Choć minęły już ponad dwa lata od ukazania się w "Fakcie" artykułu o uwiedzeniu "kobiety z prowincji" przez byłego posła Stanisława Piętę, Izabela Pek nadal jest ofiarą ostracyzmu. W sieci yzywana jest od złodziejek, oszustek, prostytutek.
Izabela Pek z prawicą była związana od 2003 r. Wraz z Marcinem Horałą, Arturem Dziamborem, Michałem Bełbotem działała w Stowarzyszeniu Młodzi dla Gdyni. Później brała udział we wszystkich kampaniach Prawa i Sprawiedliwości, łącznie z pierwszą kampanią prezydencką Andrzeja Dudy.
Po tym, jak w atmosferze skandalu ujawniła romans z deklarującym przywiązanie do rodziny żonatym posłem, niemalże wszyscy dawni znajomi odwrócili się od niej.
- Przez wiele miesięcy po aferze media rozrywały mnie na strzępki - wspomina. - Trzech wydawców proponowało mi wydanie książki, ostatni tuż przed wyborami prezydenckim, z sugestią bym ,,wysadziła Dudę”. Nie były to propozycje z chęci odkłamania tego, co zostało w gazetach i sieci o mnie napisane, ani z czystej chęci pomocy. Liczyła się sensacja i skandal, dlatego pogoniłam emisariuszy. Jak ktoś będzie chciał wysłuchać naprawdę mojej historii, to wtedy usiądę z nim do rozmowy. Tylko żal, że nie odezwał się do mnie Janusz Schwertner z Onetu, czekałam na niego.
Za wszystko zapłaciła bardzo wysoką cenę. Zostały jej tylko zwierzęta. W organizacjach ekologicznych działa od 20 lat. Już jako nastolatka w 2001r. wraz z Jakubem Stępniakiem angażowali się w ratowanie koni i organizowanie koncertów charytatywnych w Operze Leśnej pod hasłem "Zwierzę też człowiek". Jej aktywność dostrzegł portal rolniczy „Świat rolnika".
- Nieformalnie radziłam prezydentowi Andrzejowi Dudzie, by zgłosił inicjatywę zastąpienia Straży Miejskiej Strażą dla Zwierząt, co pomoże w przeciągnięciu na stronę PiS miłośników zwierząt sympatyzujących z lewicą - mówi. - Dopiero teraz te idee pojawiły się w pisowskiej ustawie "Piątka dla zwierząt".
Wraz z matką opiekuje się schorowanymi psami i kotami. Założyły fundację "Zdążyć do domu". Dziś hospicjum ma 25 zwierząt pod opieką. W tym trzy psy i kilkadziesiąt kotów.

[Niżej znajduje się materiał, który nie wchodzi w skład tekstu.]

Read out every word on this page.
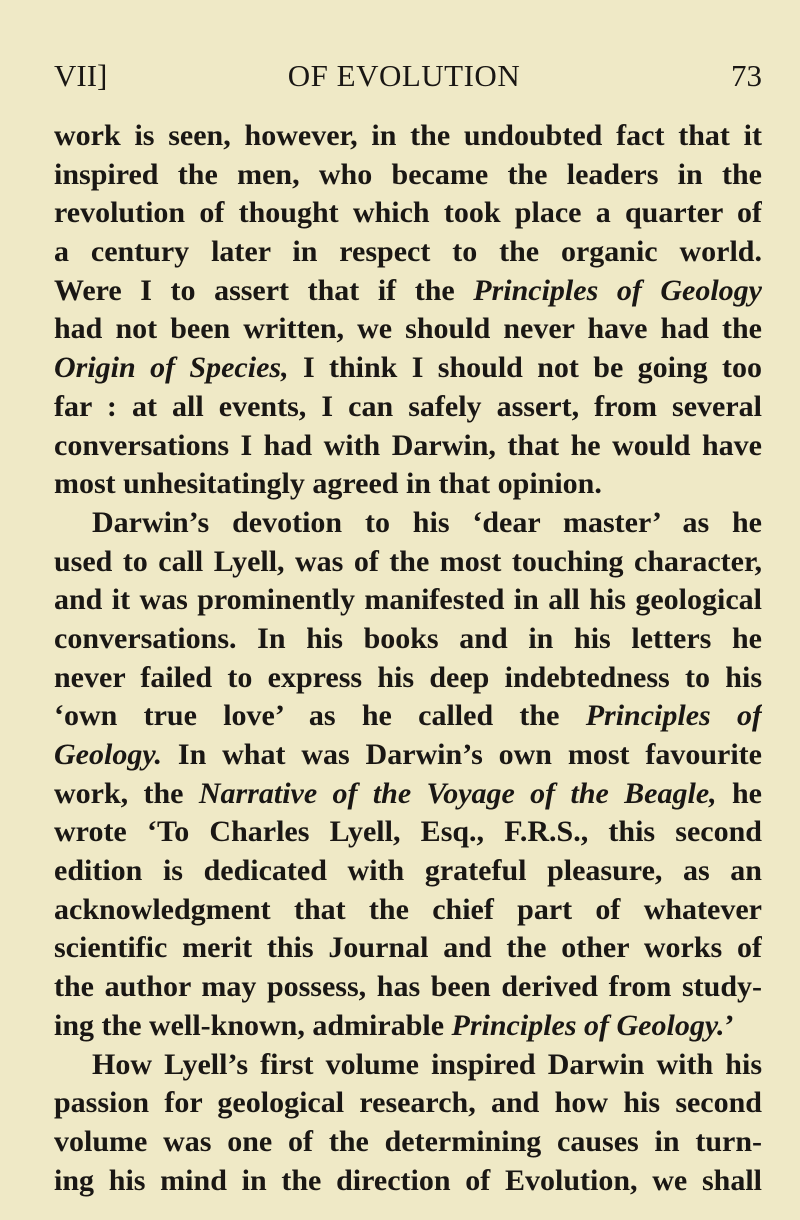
VII]	OF EVOLUTION	73
work is seen, however, in the undoubted fact that it
inspired the men, who became the leaders in the
revolution of thought which took place a quarter of
a century later in respect to the organic world.
Were I to assert that if the Principles of Geology
had not been written, we should never have had the
Origin of Species, I think I should not be going too
far : at all events, I can safely assert, from several
conversations I had with Darwin, that he would have
most unhesitatingly agreed in that opinion.
Darwin’s devotion to his ‘dear master’ as he
used to call Lyell, was of the most touching character,
and it was prominently manifested in all his geological
conversations. In his books and in his letters he
never failed to express his deep indebtedness to his
‘own true love’ as he called the Principles of
Geology. In what was Darwin’s own most favourite
work, the Narrative of the Voyage of the Beagle, he
wrote ‘To Charles Lyell, Esq., F.R.S., this second
edition is dedicated with grateful pleasure, as an
acknowledgment that the chief part of whatever
scientific merit this Journal and the other works of
the author may possess, has been derived from study-
ing the well-known, admirable Principles of Geology.’
How Lyell’s first volume inspired Darwin with his
passion for geological research, and how his second
volume was one of the determining causes in turn-
ing his mind in the direction of Evolution, we shall
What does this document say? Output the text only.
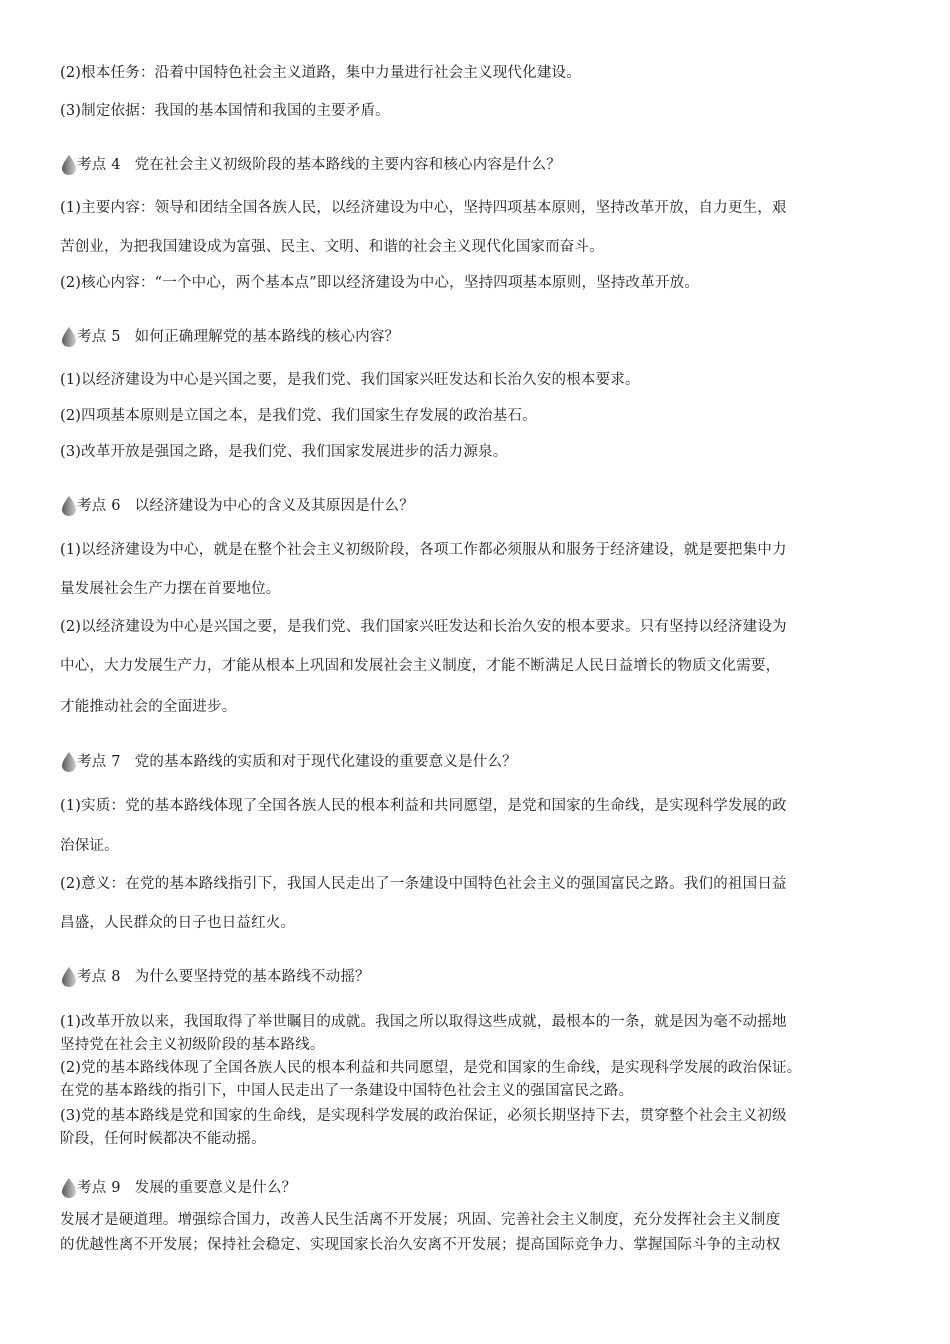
(2)根本任务：沿着中国特色社会主义道路，集中力量进行社会主义现代化建设。
(3)制定依据：我国的基本国情和我国的主要矛盾。
考点 4 党在社会主义初级阶段的基本路线的主要内容和核心内容是什么？
(1)主要内容：领导和团结全国各族人民，以经济建设为中心，坚持四项基本原则，坚持改革开放，自力更生，艰
苦创业，为把我国建设成为富强、民主、文明、和谐的社会主义现代化国家而奋斗。
(2)核心内容：“一个中心，两个基本点”即以经济建设为中心，坚持四项基本原则，坚持改革开放。
考点 5 如何正确理解党的基本路线的核心内容？
(1)以经济建设为中心是兴国之要，是我们党、我们国家兴旺发达和长治久安的根本要求。
(2)四项基本原则是立国之本，是我们党、我们国家生存发展的政治基石。
(3)改革开放是强国之路，是我们党、我们国家发展进步的活力源泉。
考点 6 以经济建设为中心的含义及其原因是什么？
(1)以经济建设为中心，就是在整个社会主义初级阶段，各项工作都必须服从和服务于经济建设，就是要把集中力
量发展社会生产力摆在首要地位。
(2)以经济建设为中心是兴国之要，是我们党、我们国家兴旺发达和长治久安的根本要求。只有坚持以经济建设为
中心，大力发展生产力，才能从根本上巩固和发展社会主义制度，才能不断满足人民日益增长的物质文化需要，
才能推动社会的全面进步。
考点 7 党的基本路线的实质和对于现代化建设的重要意义是什么？
(1)实质：党的基本路线体现了全国各族人民的根本利益和共同愿望，是党和国家的生命线，是实现科学发展的政
治保证。
(2)意义：在党的基本路线指引下，我国人民走出了一条建设中国特色社会主义的强国富民之路。我们的祖国日益
昌盛，人民群众的日子也日益红火。
考点 8 为什么要坚持党的基本路线不动摇？
(1)改革开放以来，我国取得了举世瞩目的成就。我国之所以取得这些成就，最根本的一条，就是因为毫不动摇地
坚持党在社会主义初级阶段的基本路线。
(2)党的基本路线体现了全国各族人民的根本利益和共同愿望，是党和国家的生命线，是实现科学发展的政治保证。
在党的基本路线的指引下，中国人民走出了一条建设中国特色社会主义的强国富民之路。
(3)党的基本路线是党和国家的生命线，是实现科学发展的政治保证，必须长期坚持下去，贯穿整个社会主义初级
阶段，任何时候都决不能动摇。
考点 9 发展的重要意义是什么？
发展才是硬道理。增强综合国力，改善人民生活离不开发展；巩固、完善社会主义制度，充分发挥社会主义制度
的优越性离不开发展；保持社会稳定、实现国家长治久安离不开发展；提高国际竞争力、掌握国际斗争的主动权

Katarzyna Kownacka, kierująca gdyńskim Ciapkowem potwierdza, że obie panie od lat zajmowały się starszymi, trudnymi staruszkami bez szans na adopcję.
Trudno w Gdyni znaleźć osoby i instytucje, które kierują zastrzeżenia wobec niewielkiego hospicjum dla zwierząt. Za to im dalej od Trójmiasta, tym więcej oskarżeń.
"Moje zwierzęta są gorsze niż twoje".
Hejt rozlał się 8 czerwca 2018 r., 10 dni po pierwszej publikacji w Fakcie. Najpierw ukazały się artykuły w tygodnikach "W sieci" i "Wprost", sugerujące m.in., że Izabela jest kobietą cyniczną i psychofanką prezydenta. Potem na "Czarnej liście organizacji prozwierzęcych" na Facebooku pojawił się wpisy dyskredytujące działalność gdynianek.
- Założono wątek z pytaniem, czy Symeona Pek i jej córka Izabela Pek są wiarygodne - mówi Izabela.- Hejt wypuszczony z tej listy miał kilkaset udostępnień. Okazało się, że - jak w piosence Kazika - przez politykę "moje zwierzęta są gorsze niż twoje".
Kiedy ogłosiła zbiórkę na na lek dla psa z rozszczepieniem kręgosłupa, odezwała się w sieci dawna posłanka, dziś sędzia Trybunału Konstytucyjnego, Krystyna Pawłowicz. Pod informacją o zbiórce zapytała, czy ktoś jeszcze ma do Izabeli zaufanie. Krótkie pytanie spowodowało wysyp nieprzychylnych komentarzy. Izę przyrównano do Hitlera działającego w muzeum holokaustu Yad Vashem. Pojawiła się też masa wpisów z anonimowych kont z nieprawdziwymi informacjami o rzekomych oszustwach i zarzutach stawianych Izabeli. Niektórzy autorzy sugerowali, że za pieniądze zbierane na zwierzęta poprawiła urodę, powiększając m.in. biust. To ją zabolało. Zrozumiała, że tłumaczenie za każdym razem, że biust ma naturalny, a pieniędzy nie zdefraudowała, nie ma sensu.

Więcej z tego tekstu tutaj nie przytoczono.